Now that we cannot separate grace and nature, reason and revelation, but find them unconquerably intertwined in our daily existence, there is a new question. How do revelation and grace happen within reason and nature? The whole world becomes scripture, searchable for evidence of the character of the driving force of being (call it God) and of blessing and beauty. And at the same time all our interior experience of intention and choice and hope becomes data for a fuller scientific understanding of human being. How is it that we are what we are, want what we want, and do what we do?

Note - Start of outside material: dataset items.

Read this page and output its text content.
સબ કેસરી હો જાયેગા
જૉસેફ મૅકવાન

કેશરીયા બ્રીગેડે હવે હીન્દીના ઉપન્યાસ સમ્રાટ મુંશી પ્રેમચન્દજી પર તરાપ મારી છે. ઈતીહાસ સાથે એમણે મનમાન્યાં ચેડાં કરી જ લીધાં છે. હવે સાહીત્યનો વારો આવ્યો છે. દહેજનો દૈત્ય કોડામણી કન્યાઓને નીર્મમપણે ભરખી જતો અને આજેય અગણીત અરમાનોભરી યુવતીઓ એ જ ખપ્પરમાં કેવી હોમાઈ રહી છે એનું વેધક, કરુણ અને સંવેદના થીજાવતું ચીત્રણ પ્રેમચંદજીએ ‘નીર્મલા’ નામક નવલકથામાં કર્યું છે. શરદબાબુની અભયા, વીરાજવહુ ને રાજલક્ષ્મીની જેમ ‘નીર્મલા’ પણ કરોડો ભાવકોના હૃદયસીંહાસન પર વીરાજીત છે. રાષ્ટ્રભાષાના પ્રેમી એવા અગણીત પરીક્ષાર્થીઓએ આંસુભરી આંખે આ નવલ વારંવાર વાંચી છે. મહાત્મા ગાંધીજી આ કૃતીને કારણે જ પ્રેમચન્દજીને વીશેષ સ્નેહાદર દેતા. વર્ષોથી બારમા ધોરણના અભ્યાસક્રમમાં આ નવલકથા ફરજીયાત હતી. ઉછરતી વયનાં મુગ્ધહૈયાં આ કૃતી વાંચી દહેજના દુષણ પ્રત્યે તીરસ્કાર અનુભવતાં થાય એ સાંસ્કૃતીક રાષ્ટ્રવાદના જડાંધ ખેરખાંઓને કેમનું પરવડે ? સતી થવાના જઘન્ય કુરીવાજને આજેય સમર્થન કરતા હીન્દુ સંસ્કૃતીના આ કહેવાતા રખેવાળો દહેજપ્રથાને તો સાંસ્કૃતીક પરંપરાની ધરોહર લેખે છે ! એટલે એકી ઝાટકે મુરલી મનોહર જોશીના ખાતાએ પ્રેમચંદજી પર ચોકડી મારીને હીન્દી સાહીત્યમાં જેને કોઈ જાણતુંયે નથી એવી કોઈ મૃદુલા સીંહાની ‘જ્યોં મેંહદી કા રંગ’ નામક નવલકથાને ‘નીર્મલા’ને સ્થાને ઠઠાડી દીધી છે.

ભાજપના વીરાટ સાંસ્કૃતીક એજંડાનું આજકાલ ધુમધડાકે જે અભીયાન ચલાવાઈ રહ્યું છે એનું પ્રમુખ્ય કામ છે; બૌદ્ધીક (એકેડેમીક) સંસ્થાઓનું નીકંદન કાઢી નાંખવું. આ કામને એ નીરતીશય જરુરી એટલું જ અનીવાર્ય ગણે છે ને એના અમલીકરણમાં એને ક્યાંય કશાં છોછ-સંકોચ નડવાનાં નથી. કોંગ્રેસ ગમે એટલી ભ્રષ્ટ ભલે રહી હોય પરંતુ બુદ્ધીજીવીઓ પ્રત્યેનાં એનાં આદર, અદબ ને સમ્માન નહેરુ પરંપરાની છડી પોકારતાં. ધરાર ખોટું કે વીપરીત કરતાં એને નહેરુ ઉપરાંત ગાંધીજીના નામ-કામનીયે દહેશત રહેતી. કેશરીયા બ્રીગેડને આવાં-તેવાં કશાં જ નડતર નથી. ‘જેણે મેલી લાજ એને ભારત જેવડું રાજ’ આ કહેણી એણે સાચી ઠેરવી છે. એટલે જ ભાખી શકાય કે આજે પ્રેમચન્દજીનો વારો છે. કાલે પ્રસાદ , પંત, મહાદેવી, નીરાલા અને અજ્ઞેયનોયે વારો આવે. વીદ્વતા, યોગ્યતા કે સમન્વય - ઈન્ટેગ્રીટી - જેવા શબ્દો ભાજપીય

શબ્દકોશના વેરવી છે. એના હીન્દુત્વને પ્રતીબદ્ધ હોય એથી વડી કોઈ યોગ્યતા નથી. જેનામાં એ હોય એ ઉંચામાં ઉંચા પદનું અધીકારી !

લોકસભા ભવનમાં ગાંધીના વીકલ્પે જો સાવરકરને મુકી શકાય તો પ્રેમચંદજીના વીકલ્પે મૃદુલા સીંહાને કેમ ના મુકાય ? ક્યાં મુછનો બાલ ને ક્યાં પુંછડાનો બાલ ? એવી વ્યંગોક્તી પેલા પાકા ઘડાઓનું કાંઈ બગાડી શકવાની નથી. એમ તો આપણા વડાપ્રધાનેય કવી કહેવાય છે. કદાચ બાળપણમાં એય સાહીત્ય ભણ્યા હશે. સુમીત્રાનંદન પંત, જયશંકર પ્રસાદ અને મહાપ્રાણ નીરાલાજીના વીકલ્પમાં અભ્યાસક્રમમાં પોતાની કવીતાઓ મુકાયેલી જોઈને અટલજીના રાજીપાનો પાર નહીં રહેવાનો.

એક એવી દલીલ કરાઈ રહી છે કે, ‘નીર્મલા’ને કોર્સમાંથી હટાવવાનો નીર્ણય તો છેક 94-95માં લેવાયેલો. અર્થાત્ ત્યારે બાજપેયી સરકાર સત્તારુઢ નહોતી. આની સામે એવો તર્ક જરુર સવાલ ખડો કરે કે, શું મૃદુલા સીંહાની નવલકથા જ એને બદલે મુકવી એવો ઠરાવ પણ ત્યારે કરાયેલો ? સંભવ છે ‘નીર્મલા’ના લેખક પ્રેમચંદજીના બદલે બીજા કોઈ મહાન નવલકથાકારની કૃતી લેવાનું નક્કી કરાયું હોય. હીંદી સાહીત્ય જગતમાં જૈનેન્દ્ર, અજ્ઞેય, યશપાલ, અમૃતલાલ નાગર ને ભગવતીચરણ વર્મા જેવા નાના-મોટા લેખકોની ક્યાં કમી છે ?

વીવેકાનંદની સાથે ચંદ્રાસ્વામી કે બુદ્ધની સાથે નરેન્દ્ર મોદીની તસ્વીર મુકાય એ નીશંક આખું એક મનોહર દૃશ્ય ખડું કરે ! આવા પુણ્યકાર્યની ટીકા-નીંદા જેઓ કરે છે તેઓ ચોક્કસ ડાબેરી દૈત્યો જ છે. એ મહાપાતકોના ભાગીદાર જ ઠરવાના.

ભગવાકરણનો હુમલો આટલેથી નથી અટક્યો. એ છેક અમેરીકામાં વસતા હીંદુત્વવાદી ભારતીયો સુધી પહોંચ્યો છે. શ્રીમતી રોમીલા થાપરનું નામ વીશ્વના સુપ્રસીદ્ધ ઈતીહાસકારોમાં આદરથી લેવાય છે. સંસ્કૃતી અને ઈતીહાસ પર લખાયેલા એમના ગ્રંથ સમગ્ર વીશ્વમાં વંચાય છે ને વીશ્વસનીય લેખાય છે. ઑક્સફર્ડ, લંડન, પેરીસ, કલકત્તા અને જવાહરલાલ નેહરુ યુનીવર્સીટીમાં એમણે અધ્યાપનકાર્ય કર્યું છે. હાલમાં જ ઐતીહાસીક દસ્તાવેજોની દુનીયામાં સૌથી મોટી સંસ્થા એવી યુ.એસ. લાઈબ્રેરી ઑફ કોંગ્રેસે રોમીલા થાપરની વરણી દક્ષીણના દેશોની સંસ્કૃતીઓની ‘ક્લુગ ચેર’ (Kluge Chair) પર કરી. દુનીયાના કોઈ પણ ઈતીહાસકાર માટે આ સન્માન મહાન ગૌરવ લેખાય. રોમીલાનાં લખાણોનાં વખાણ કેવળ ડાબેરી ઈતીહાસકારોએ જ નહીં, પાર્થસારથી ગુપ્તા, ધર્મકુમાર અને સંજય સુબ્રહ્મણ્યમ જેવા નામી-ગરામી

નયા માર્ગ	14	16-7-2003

The religious quest of the 21st century will be the reintegration of grace and nature. It is in the Eastern Church and Celtic Christian spirituality where we find the most help in this quest. These streams of our great religious tradition never quite accepted the dichotomy of body and spirit, of nature and grace, of reason and revelation that have afflicted the western church. And especially Celtic Christian spirituality never consented to the notion that the world is fundamentally a heirarchy, but rather held to a deep respect for community – even a community of grace and nature.